As part of the Graduate Comprehensive studio, the program given to us was to design an air and maritime museum. The site chosen was at the Gas Works park in Seattle, Washington. A study of the history of the site showed that it was in need of remediation due to contamination by chemincals like Lead, Phosphorus etc. Thus, the my group’s program evolved from a museum for aquatic aviation and maritime exhibits. The building not only had to create a phenomenological connection with program but also an environmentally responsive connection with the site. The soil and water which are highly contaminated required us to develop an architectural system on the site that will not only remediate the soil during the initial construction, but would continue treatment throughout the life of the building. Thus parts of the building were lifted off the ground still allowing access to the ground in other parts responding the aquatic aviation. The portion of the building lifted off the ground allowed for the construction of a bio remediation basin which would help in purification and filteration of the site.

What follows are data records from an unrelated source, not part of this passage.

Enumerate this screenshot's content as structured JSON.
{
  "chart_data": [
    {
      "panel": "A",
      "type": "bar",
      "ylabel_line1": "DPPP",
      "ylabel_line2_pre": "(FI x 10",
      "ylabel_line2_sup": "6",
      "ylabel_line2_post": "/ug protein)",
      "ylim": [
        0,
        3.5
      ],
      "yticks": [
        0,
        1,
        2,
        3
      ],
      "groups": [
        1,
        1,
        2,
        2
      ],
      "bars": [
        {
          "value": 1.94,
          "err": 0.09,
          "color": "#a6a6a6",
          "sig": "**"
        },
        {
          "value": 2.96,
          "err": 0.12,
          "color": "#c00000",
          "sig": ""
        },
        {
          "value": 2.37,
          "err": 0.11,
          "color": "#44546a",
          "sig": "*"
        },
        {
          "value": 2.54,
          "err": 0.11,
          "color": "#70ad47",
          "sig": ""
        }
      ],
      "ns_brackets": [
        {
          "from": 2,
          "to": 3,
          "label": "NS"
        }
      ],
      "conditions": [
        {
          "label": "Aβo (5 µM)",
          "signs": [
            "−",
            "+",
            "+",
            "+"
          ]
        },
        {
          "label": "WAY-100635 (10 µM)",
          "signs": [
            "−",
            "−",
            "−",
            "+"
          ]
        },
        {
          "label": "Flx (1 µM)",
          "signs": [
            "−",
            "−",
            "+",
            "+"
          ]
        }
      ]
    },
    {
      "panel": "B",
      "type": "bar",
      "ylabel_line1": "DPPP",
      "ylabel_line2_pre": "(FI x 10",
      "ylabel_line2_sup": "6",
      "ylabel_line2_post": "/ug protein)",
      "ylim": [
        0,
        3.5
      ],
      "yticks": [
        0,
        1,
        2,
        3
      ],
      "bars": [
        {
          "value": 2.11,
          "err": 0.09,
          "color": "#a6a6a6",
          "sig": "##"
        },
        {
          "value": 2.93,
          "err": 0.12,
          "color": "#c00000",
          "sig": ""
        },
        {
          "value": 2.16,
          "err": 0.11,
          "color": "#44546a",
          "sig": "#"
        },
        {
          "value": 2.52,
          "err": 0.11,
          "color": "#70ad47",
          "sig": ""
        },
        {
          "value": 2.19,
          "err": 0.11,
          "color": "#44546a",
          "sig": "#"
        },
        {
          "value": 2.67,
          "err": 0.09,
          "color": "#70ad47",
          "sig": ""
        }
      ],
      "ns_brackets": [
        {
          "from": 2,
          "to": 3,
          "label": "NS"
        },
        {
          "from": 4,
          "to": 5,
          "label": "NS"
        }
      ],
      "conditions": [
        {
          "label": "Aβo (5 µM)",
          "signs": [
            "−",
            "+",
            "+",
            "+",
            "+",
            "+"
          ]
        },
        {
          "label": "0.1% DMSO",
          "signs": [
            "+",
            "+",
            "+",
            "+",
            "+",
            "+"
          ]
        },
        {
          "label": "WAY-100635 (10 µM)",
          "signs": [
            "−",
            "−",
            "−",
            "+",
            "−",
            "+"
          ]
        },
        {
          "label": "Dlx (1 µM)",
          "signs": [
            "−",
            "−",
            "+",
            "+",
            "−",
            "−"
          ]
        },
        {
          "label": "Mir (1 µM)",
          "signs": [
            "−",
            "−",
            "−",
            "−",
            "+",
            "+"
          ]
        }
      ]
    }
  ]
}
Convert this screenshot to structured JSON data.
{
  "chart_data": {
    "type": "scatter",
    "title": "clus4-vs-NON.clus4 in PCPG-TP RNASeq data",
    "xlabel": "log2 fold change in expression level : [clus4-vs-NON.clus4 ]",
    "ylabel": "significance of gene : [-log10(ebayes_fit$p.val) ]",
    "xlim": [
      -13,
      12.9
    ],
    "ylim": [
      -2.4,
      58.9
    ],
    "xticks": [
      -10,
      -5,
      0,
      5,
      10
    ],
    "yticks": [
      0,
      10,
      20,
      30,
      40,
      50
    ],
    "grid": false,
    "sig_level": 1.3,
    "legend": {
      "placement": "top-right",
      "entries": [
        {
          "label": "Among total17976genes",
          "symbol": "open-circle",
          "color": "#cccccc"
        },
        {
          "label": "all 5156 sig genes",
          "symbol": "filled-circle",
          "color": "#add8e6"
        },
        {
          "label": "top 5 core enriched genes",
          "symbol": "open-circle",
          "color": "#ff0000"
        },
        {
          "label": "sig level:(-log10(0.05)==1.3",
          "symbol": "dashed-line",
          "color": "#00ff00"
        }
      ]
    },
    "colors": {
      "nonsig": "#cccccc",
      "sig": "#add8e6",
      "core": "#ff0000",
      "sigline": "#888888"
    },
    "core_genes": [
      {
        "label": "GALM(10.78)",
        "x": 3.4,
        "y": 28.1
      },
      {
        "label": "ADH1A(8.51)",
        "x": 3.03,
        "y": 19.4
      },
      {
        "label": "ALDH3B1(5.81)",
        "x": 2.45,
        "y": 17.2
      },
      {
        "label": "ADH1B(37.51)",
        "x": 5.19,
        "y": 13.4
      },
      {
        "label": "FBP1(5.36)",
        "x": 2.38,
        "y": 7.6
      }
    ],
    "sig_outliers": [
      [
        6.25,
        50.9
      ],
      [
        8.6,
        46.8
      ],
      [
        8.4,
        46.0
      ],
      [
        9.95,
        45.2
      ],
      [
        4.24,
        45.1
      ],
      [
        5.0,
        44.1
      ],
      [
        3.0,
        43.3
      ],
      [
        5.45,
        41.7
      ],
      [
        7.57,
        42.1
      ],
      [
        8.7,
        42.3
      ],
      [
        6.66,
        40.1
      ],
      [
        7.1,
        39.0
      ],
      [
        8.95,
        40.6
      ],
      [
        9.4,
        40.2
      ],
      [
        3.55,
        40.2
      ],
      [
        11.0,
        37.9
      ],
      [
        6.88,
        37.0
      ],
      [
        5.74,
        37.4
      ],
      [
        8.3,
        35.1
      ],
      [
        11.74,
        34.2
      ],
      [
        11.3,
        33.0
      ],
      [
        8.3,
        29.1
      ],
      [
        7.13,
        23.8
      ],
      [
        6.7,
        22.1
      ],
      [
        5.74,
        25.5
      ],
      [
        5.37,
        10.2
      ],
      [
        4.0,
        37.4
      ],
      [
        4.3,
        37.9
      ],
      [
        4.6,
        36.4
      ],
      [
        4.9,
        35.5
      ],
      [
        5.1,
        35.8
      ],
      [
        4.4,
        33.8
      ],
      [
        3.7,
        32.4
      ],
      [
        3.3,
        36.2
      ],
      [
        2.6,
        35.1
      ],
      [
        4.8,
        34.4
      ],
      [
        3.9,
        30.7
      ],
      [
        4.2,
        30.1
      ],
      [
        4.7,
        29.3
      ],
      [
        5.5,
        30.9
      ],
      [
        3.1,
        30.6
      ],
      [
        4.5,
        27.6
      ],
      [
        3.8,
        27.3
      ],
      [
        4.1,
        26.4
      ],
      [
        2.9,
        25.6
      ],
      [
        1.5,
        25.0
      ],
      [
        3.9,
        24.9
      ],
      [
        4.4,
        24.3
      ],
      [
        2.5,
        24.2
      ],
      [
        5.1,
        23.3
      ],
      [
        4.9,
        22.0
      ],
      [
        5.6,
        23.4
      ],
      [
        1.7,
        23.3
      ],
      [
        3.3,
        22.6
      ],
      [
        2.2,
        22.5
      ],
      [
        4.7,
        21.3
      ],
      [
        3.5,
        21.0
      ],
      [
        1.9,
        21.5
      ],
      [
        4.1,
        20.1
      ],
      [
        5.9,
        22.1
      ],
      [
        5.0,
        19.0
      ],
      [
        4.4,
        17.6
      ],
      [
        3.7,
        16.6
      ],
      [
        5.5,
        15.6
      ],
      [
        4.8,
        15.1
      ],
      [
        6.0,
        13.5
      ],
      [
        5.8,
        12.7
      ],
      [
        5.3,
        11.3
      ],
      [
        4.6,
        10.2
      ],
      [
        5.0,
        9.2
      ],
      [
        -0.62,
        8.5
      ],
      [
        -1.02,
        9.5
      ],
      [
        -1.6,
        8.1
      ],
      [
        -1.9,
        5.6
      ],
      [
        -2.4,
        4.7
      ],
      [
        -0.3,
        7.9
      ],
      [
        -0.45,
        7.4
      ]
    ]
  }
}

The three levels of the building are shown below. The building in the 2 lower levels are separate connected by the third level above. The top level is made of Vierendeel trusses running along the length of the passage.
The airy 3 tiered structure gives visitors a sense of the freedom experienced by aviators who could land anywhere on sea or on land. Its structure has been designed to allow large exhibits to be installed at any location in the building, creating some surprisingly spacious gallery opportunities at the higher levels.
Most importantly, the building and the site exist in a state of synergy. Rain screens and terrain lead to a collection area called the bioremediation basin. The basin water is led through soil and other organic filters. Most of the clean water is then redirected to allow for ground water recharge. Some of the purified water is also run through a heating circuit. This hot water is then used to heat the building by circulating it within the structural beams via copper tubing. A highlight of this project was demonstrating this concept’s viability with a dynamic, functional model.